Overall, Kovid’s hospital stay is short, indicating that most children recover quickly. Most children and adolescents stay in the hospital between one and three days, although children with Pims require a longer stay of about a week.
However, 12.4% of children (2,605 out of 21,000) who were partially or fully treated for COVID experienced serious illness, as defined by a diagnosis of Pims (1,790 children) or those without Pims requiring intensive care (815 children).
Read more: Covid-19: Prolonged symptoms in children are rarer than in adults – new research
Another difference compared to adults is that the proportion of children and adolescents hospitalized with COVID remains similar to the omicron variable. Among adults, the proportion of hospitalizations mainly due to COVID decreased significantly with the arrival of the omicron in December 2021. On the positive side, in the omicron era, the number of children requiring critical care decreased, at least in part because there were fewer cases. Post.

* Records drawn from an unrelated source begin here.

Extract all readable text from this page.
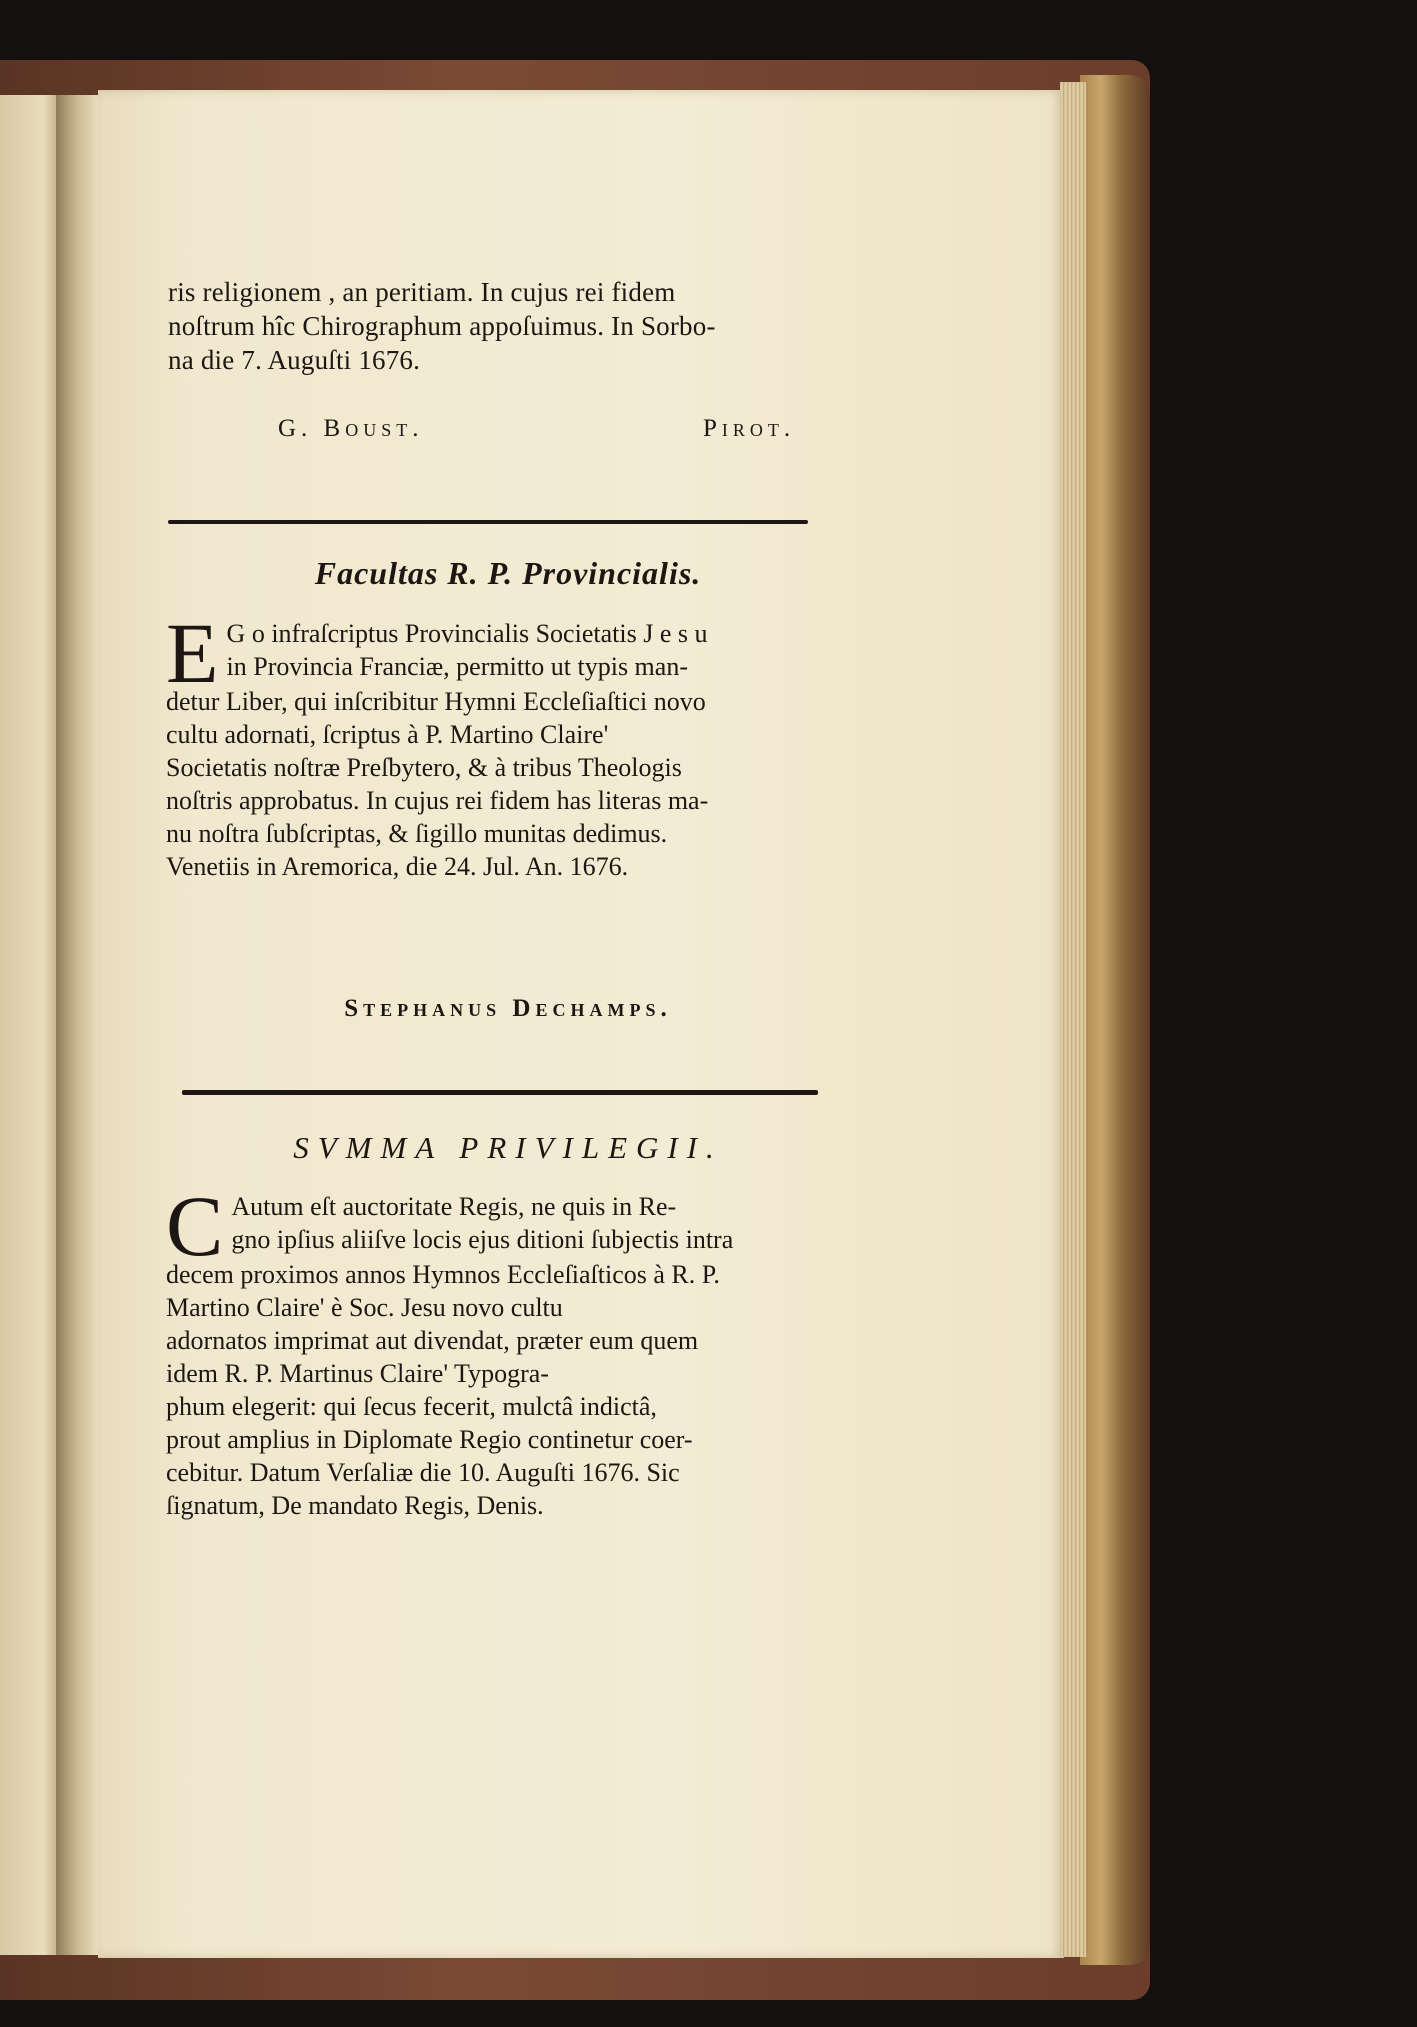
ris religionem , an peritiam. In cujus rei fidem
noſtrum hîc Chirographum appoſuimus. In Sorbo-
na die 7. Auguſti 1676.
G. Boust.	Pirot.
Facultas R. P. Provincialis.
E G o infraſcriptus Provincialis Societatis J e s u
in Provincia Franciæ, permitto ut typis man-
detur Liber, qui inſcribitur Hymni Eccleſiaſtici novo
cultu adornati, ſcriptus à P. Martino Claire'
Societatis noſtræ Preſbytero, & à tribus Theologis
noſtris approbatus. In cujus rei fidem has literas ma-
nu noſtra ſubſcriptas, & ſigillo munitas dedimus.
Venetiis in Aremorica, die 24. Jul. An. 1676.
Stephanus Dechamps.
SVMMA PRIVILEGII.
C Autum eſt auctoritate Regis, ne quis in Re-
gno ipſius aliiſve locis ejus ditioni ſubjectis intra
decem proximos annos Hymnos Eccleſiaſticos à R. P.
Martino Claire' è Soc. Jesu novo cultu
adornatos imprimat aut divendat, præter eum quem
idem R. P. Martinus Claire' Typogra-
phum elegerit: qui ſecus fecerit, mulctâ indictâ,
prout amplius in Diplomate Regio continetur coer-
cebitur. Datum Verſaliæ die 10. Auguſti 1676. Sic
ſignatum, De mandato Regis, Denis.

Deprived children are at high risk
To understand more about risk factors for hospitalization, we looked at hospitalizations due to COVID as a proportion of all infections, and compared this between different groups.
There were fewer recorded total infections among children living in areas of greater deprivation. (625,000) compared to the disadvantaged (732,000 people). But remarkably, there were more than twice as many hospitalizations for COVID in the most disadvantaged areas (6,230 vs. 2,880).
The number of infections recorded in disadvantaged children suggests that they receive fewer tests than children from affluent areas. The higher number of hospital admissions in underweight children may reflect greater infection but may also reflect an increased risk of severe disease.
For example, obese children are over-represented among those admitted to hospital compared to children who are infected but do not need hospital care. Children in more disadvantaged areas have higher rates of obesity than those in disadvantaged areas due to socioeconomic inequality.
We saw a similar pattern for ethnic groups, with minority children over-represented in COVID hospitals, especially in the most severe cases requiring critical care.
The number of infections recorded in children under the age of one is the lowest of all age groups. This may be because they are less likely to be tested, but it is possible that they have less exposure to other people with Covid-19 than older children who mix in schools and nurseries.
Despite this, and although this group makes up only 5% of children under the age of 18 in England, children account for 34% of all hospital admissions (7,115 out of 21,000).
Higher hospitalization rates in children indicate that they are at greater risk. Or they may experience more discomfort and worry parents and doctors when they develop the disease compared to older children. It is well known that children under one year of age are at risk of other respiratory diseases such as RSV.
Read more: Six common myths of COVID debunked by virologists and public health experts
Unless babies over 6 months of age have a particular underlying health condition, they are not given the COVID vaccine in the UK. Therefore, we may see continued hospitalizations in this age group, who are not protected from previous infections or vaccinations.
Pregnant women are eligible for a COVID booster, and ensuring they receive this is important because their immune systems can protect their newborns in the first months of life.